First, there are all the things that we know don’t work – the tangible things in our day that stall progress. For Traidcraft this was the time wasted talking to customers who talked forever but never bought anything. It was the amount of spreadsheet management their CEO was doing on behalf of the board.
But the real thing holding them back, the same things that hold us all back, is the fear that creeps in when you try and switch to something that is unfamiliar. There is great comfort to be found in staying on a boring but familiar treadmill.
Traidcraft committed to holding quarterly ‘Battle Line meetings’ to hold each other accountable to their goals and return Be More Pirate as a ‘lesson plan’, but even with a plan in place, they were fighting the tension between keeping the wheels churning and moving on these bigger ambitions.
Be honest, are you going far enough?
In May, to pushed them to the next level, Traidcraft went through a next level Be More Pirate workshop. Having identified their values, worked out what rules to break and what gets in the way, something was missing.
The first thing we did was to figure out whether everyone was one the same page about what the strategy was. Strategies are usually too long and can be summed up in on sentence:
We are going to GET (someone or something) TO (do something) by (your proposed action)

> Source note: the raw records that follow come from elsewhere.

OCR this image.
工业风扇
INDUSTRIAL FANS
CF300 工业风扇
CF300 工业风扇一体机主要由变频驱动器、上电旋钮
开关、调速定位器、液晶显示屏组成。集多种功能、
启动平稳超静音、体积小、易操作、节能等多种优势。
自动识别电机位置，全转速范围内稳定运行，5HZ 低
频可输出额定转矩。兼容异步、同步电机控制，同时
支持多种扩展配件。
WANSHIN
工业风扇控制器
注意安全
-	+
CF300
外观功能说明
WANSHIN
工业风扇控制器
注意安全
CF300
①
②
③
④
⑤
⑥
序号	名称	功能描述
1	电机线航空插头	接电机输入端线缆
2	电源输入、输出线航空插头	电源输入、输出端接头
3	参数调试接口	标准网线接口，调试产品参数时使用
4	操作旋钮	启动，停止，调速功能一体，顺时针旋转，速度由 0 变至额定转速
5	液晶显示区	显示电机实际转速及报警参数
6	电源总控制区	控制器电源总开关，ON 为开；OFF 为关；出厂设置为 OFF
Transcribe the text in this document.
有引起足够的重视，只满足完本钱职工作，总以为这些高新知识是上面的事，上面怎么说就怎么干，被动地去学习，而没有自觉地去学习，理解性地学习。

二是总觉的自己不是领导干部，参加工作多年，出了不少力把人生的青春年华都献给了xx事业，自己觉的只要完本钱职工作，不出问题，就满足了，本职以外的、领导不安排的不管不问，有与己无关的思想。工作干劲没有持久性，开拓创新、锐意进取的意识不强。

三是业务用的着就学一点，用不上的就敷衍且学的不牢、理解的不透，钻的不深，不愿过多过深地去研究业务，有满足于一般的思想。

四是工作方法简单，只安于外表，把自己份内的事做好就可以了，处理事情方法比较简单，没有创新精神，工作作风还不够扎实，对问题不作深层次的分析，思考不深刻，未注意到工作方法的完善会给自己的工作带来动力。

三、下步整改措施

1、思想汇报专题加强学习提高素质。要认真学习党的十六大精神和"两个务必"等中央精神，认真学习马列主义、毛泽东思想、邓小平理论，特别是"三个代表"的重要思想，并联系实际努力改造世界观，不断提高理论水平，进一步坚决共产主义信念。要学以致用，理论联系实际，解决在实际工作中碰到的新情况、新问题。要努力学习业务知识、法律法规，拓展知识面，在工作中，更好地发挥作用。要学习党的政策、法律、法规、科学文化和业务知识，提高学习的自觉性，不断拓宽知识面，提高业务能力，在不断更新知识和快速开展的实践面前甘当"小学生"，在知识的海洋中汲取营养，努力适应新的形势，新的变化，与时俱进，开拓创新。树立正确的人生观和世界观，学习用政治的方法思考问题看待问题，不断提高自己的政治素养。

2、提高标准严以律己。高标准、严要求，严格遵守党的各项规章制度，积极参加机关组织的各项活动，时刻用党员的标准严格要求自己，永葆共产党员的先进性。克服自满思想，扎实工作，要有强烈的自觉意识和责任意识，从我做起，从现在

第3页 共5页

Simple. And by and large, after doing this exercise the team were aligned about the mission. The next stage was to ask them what they personally were going to about it. We asked every individual: if they were only going to do one thing for the next 6 months – something that really stands a chance at moving the company into a better place, what would it be?
The result of this exercise is that the answers are braver, clearer and you really get to the core of what people believe is worthwhile. As every member of the team went around and voiced their ideas, tangible actions that were within their personal capacity emerged. This part was missing from the original plan; it was not clear who was going to play a role and how in the overall goals. Now everyone had a personal mission.
A new rallying cry
When the turn came to Robin, Traidcraft’s CEO, his one goal was to advocate. We pushed him to define this into practical steps – who would he be speaking to, where, and through what mediums?
We then asked, what exactly is the message, as you see it?
The answer prompted something completely unexpected from Robin: a new mission statement that wasn’t just about pushing for trade justice but about ensuring the survival of everyone.
“70% of our food comes from poor smallholders in Africa, Asia and Latin America, but their soil is marginal being rapidly destroyed by climate change. We must rethink and democratise all our supply chain systems now, else in the next 30 years, the supermarkets will be empty. Traidcraft should lead the way.”
This new mission, articulated by Robin unlocked something crucial.
Throughout the day the team had spoken about the desire to have more challenging conversations and start being braver advocates. But, the values weren’t enough; they’d been heard too many times before, said by too many people and lacked urgency.
The new vision provided that.
It was a way for Traidcraft to reclaim its place as pirates at the edges of the map, and would provide the momentum they needed and allowed them to see that Traidcraft was not only worth saving, it was going to do something historic again.